Monday, November 27, 2006

Greening the courts

This member of the Government was at first considered as the most harmless and helpless of all its organs. But it has proved that the power of declaring what the law is, ad libitum, by sapping and mining slyly and without alarm the foundations of the Constitution, can do what open force would not dare to attempt.
— Thomas Jefferson to Edward Livingston, 1825.
When the judiciary takes upon itself the role of exercising a will upon the law instead of passing a judgment upon it, it attempts to invest itself with an authority that it cannot even pretend has been given it by anyone or any body of associated persons or government but itself. In such a position without restraint except by itself, its administration of justice cannot be regarded as anything but capricious, and a poor defense for liberties if it can impose upon the citizenry the enforcement of the law that it pretends to check on the part of the executive. From the Associated Press:
The Supreme Court hears arguments this week in a case that could determine whether the Bush administration must change course in how it deals with the threat of global warming.

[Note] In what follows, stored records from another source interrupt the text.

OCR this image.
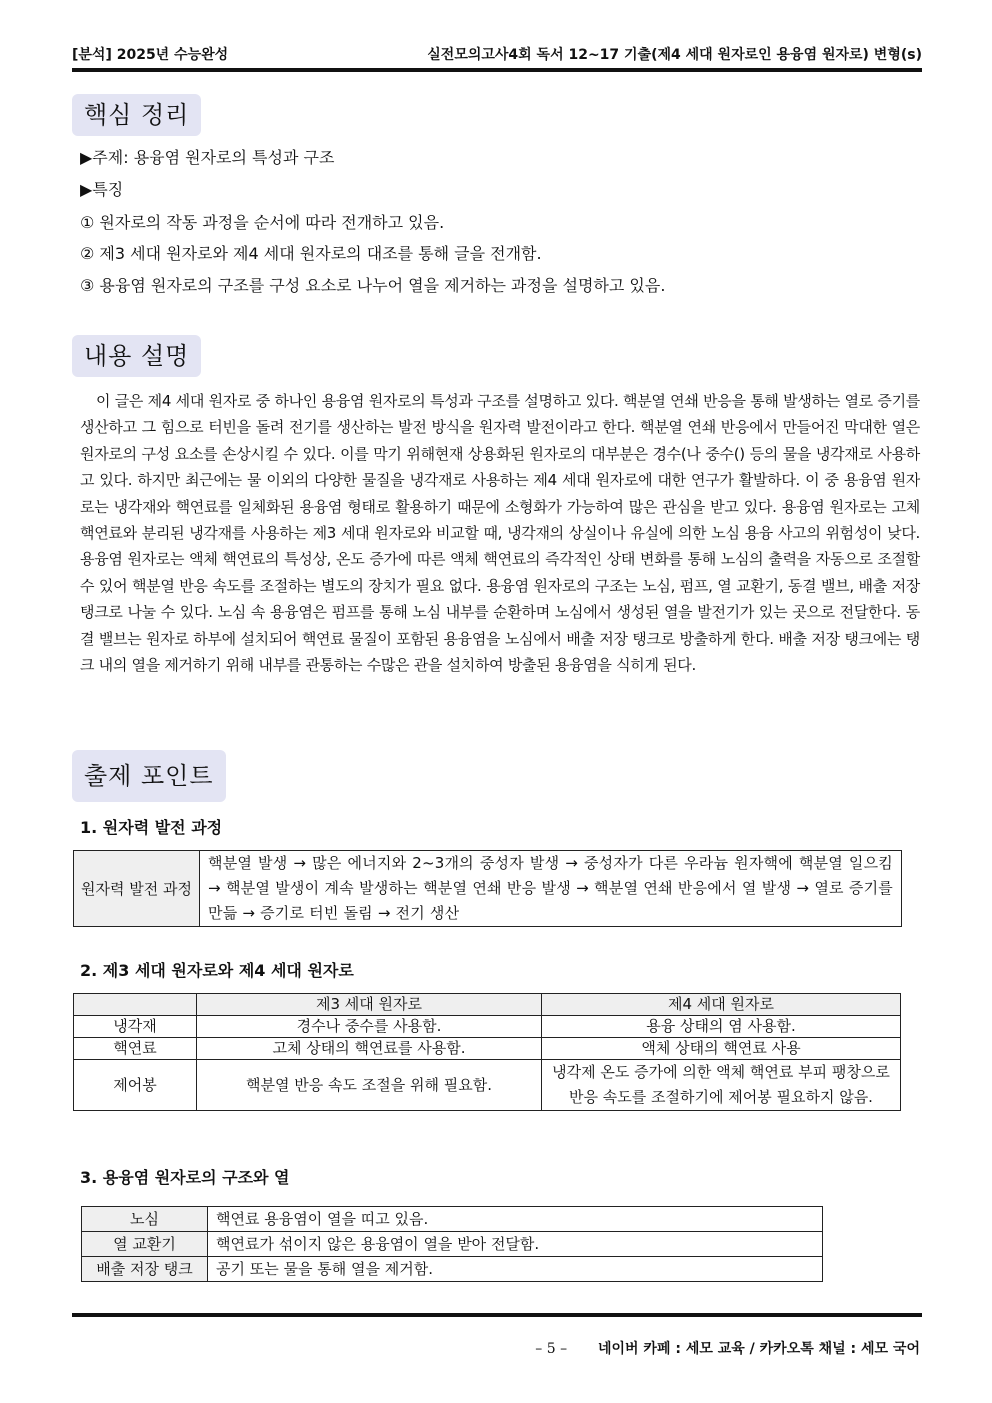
[분석] 2025년 수능완성	실전모의고사4회 독서 12~17 기출(제4 세대 원자로인 용융염 원자로) 변형(s)
핵심 정리
▶주제: 용융염 원자로의 특성과 구조
▶특징
① 원자로의 작동 과정을 순서에 따라 전개하고 있음.
② 제3 세대 원자로와 제4 세대 원자로의 대조를 통해 글을 전개함.
③ 용융염 원자로의 구조를 구성 요소로 나누어 열을 제거하는 과정을 설명하고 있음.
내용 설명
이 글은 제4 세대 원자로 중 하나인 용융염 원자로의 특성과 구조를 설명하고 있다. 핵분열 연쇄 반응을 통해 발생하는 열로 증기를 생산하고 그 힘으로 터빈을 돌려 전기를 생산하는 발전 방식을 원자력 발전이라고 한다. 핵분열 연쇄 반응에서 만들어진 막대한 열은 원자로의 구성 요소를 손상시킬 수 있다. 이를 막기 위해현재 상용화된 원자로의 대부분은 경수(나 중수() 등의 물을 냉각재로 사용하고 있다. 하지만 최근에는 물 이외의 다양한 물질을 냉각재로 사용하는 제4 세대 원자로에 대한 연구가 활발하다. 이 중 용융염 원자로는 냉각재와 핵연료를 일체화된 용융염 형태로 활용하기 때문에 소형화가 가능하여 많은 관심을 받고 있다. 용융염 원자로는 고체 핵연료와 분리된 냉각재를 사용하는 제3 세대 원자로와 비교할 때, 냉각재의 상실이나 유실에 의한 노심 용융 사고의 위험성이 낮다. 용융염 원자로는 액체 핵연료의 특성상, 온도 증가에 따른 액체 핵연료의 즉각적인 상태 변화를 통해 노심의 출력을 자동으로 조절할 수 있어 핵분열 반응 속도를 조절하는 별도의 장치가 필요 없다. 용융염 원자로의 구조는 노심, 펌프, 열 교환기, 동결 밸브, 배출 저장 탱크로 나눌 수 있다. 노심 속 용융염은 펌프를 통해 노심 내부를 순환하며 노심에서 생성된 열을 발전기가 있는 곳으로 전달한다. 동결 밸브는 원자로 하부에 설치되어 핵연료 물질이 포함된 용융염을 노심에서 배출 저장 탱크로 방출하게 한다. 배출 저장 탱크에는 탱크 내의 열을 제거하기 위해 내부를 관통하는 수많은 관을 설치하여 방출된 용융염을 식히게 된다.
출제 포인트
1. 원자력 발전 과정
원자력 발전 과정	핵분열 발생 → 많은 에너지와 2~3개의 중성자 발생 → 중성자가 다른 우라늄 원자핵에 핵분열 일으킴 → 핵분열 발생이 계속 발생하는 핵분열 연쇄 반응 발생 → 핵분열 연쇄 반응에서 열 발생 → 열로 증기를 만듦 → 증기로 터빈 돌림 → 전기 생산
2. 제3 세대 원자로와 제4 세대 원자로
	제3 세대 원자로	제4 세대 원자로
냉각재	경수나 중수를 사용함.	용융 상태의 염 사용함.
핵연료	고체 상태의 핵연료를 사용함.	액체 상태의 핵연료 사용
제어봉	핵분열 반응 속도 조절을 위해 필요함.	냉각제 온도 증가에 의한 액체 핵연료 부피 팽창으로 반응 속도를 조절하기에 제어봉 필요하지 않음.
3. 용융염 원자로의 구조와 열
노심	핵연료 용융염이 열을 띠고 있음.
열 교환기	핵연료가 섞이지 않은 용융염이 열을 받아 전달함.
배출 저장 탱크	공기 또는 물을 통해 열을 제거함.
– 5 – 네이버 카페 : 세모 교육 / 카카오톡 채널 : 세모 국어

A dozen states as well as environmental groups and large cities are trying to convince the court that the Environmental Protection Agency must regulate, as a matter of public health, the amount of carbon dioxide that comes from vehicles.
The question of interpretation of a law is by itself appropriate to the Supreme Court's function as a necessary predicate of its responsibility to protect the liberties of a free people from encroachment by the law as determined by the Constitution, but it is not asked to test the bounds of the law's admissibility under this condition; it is asked instead and is apparently taking upon itself the question of legislating and enforcing (and, not incidentally, expanding) the law's bounds, and from that rewriting ad lib the conditions under which the law may be judged, an authority it has never been granted except by itself. It is entirely possible that the Court has accepted the case to establish a precedent for recusing its judgment on precise questions of legislative or executive jurisdiction, but its history of barely bridled opportunism is a poor friend to this hope.

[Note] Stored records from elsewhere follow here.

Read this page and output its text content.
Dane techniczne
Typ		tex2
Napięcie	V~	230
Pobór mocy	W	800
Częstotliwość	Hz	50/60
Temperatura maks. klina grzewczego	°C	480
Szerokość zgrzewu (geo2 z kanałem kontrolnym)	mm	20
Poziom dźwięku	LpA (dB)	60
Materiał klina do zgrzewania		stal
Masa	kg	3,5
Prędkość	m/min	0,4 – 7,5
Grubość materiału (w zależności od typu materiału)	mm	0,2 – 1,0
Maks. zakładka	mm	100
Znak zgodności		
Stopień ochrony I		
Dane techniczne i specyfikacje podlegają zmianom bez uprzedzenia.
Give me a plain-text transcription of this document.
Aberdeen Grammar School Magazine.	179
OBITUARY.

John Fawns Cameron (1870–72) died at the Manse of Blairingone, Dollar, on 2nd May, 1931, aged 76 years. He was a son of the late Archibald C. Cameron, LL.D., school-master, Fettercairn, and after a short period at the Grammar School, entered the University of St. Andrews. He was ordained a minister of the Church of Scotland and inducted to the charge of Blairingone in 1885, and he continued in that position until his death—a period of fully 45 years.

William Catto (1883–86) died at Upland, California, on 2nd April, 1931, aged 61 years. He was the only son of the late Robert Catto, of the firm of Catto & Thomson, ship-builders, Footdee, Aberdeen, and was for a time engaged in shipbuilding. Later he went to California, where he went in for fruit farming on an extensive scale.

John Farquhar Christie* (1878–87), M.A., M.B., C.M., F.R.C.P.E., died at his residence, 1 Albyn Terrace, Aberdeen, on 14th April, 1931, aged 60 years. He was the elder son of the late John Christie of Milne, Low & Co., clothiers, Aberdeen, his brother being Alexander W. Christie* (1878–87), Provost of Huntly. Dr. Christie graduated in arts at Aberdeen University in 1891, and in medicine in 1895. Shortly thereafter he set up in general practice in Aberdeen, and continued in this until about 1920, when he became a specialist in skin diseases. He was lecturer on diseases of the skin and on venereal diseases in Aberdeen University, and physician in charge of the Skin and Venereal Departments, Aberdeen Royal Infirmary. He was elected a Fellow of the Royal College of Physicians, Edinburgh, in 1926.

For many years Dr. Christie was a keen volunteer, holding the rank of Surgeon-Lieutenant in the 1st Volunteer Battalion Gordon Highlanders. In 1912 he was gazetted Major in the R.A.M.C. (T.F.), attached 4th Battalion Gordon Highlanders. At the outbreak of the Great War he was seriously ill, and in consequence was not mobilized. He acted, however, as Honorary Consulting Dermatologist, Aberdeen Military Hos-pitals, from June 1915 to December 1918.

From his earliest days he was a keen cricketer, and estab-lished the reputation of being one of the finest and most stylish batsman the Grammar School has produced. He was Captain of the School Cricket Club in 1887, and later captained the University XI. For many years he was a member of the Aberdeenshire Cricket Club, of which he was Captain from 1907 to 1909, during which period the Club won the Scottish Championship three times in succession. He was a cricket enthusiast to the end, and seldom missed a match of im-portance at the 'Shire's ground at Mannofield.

Of course, as Mr. Bumble observed, the law is a ass… and three branches of asses will just as surely soil the stable as one.

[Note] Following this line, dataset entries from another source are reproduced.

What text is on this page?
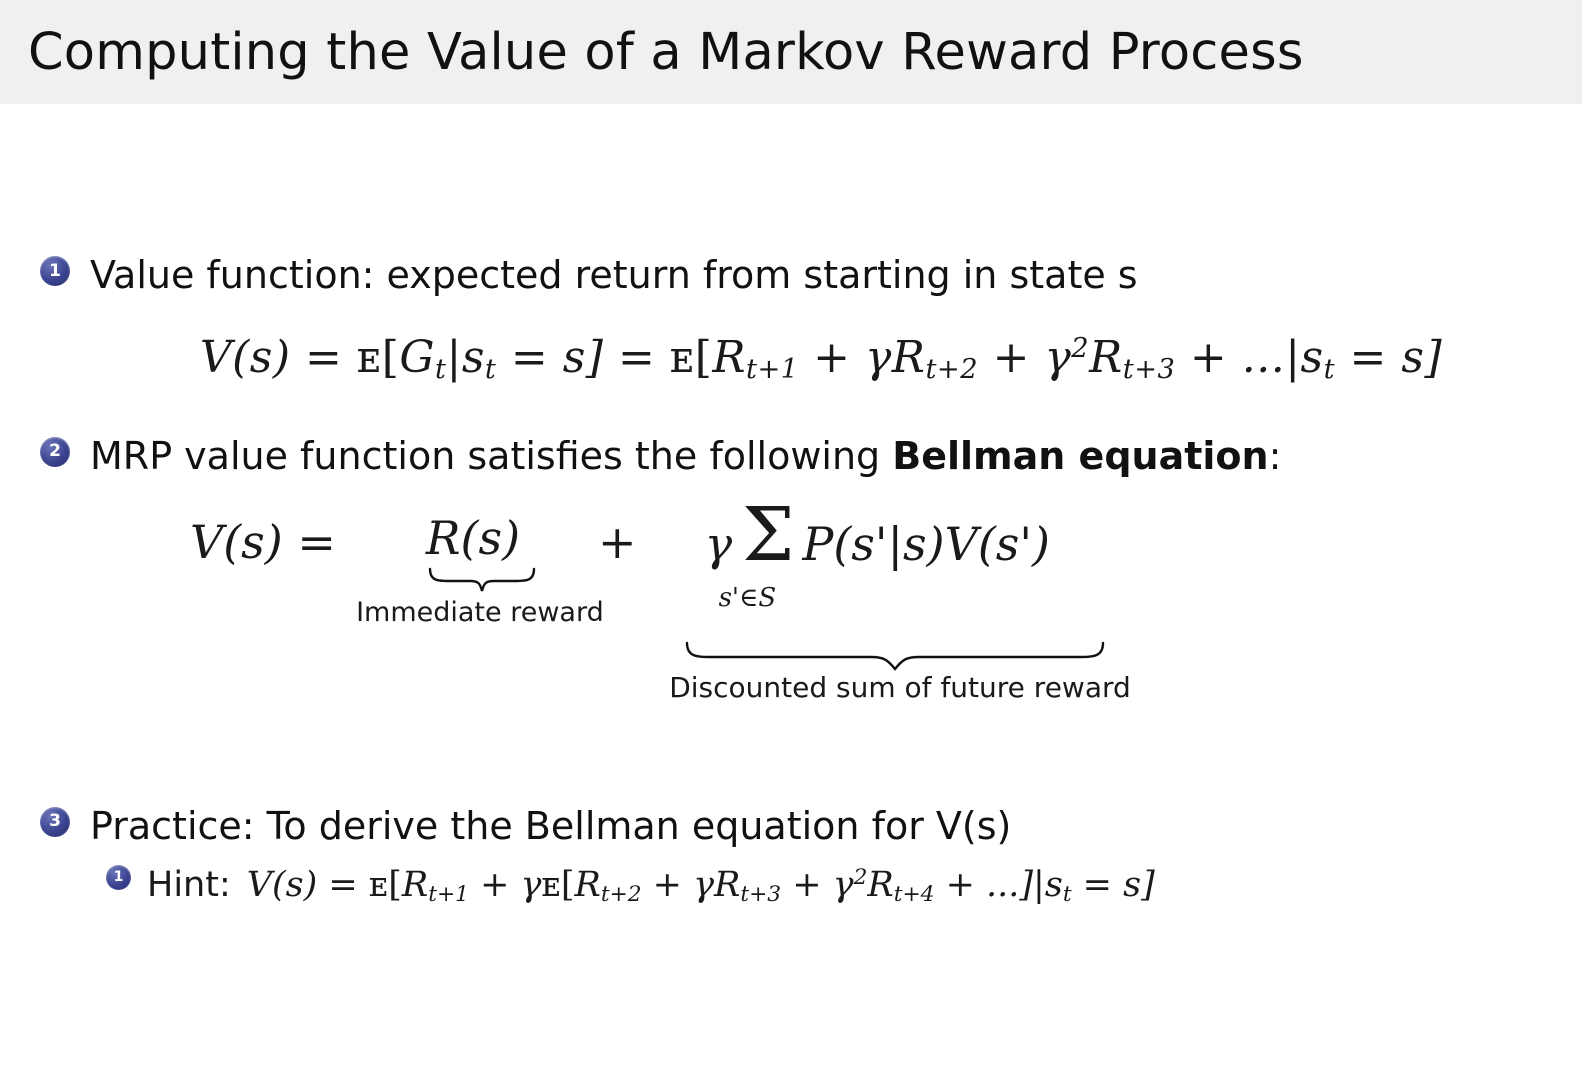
Computing the Value of a Markov Reward Process
1 Value function: expected return from starting in state s
$V(s) = ᴇ[G_t|s_t = s]$ = $ᴇ[R_{t+1} + \gamma R_{t+2} + \gamma^2R_{t+3} + ...|s_t = s]$
2 MRP value function satisfies the following Bellman equation:
V(s) = R(s)
Immediate reward
+ γ Σ
s'∈S
P(s'|s)V(s')
Discounted sum of future reward
3 Practice: To derive the Bellman equation for V(s)
1 Hint: $V(s) = ᴇ[R_{t+1}$ + $\gamma ᴇ[R_{t+2} + \gamma R_{t+3} + \gamma^2R_{t+4} + ...]|s_t = s$]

Update: The Cato Institute's amicus brief argues both that the courts are not empowered to address generalized and unredressable claims of injury — that is, outside the meum and teum of their intended jurisdiction — and that the EPA's functions can only be delegated by the legislative branch. Furthermore, I should add, there is nothing in the Constitution of the United States that allows the judiciary to compel action by any other branch.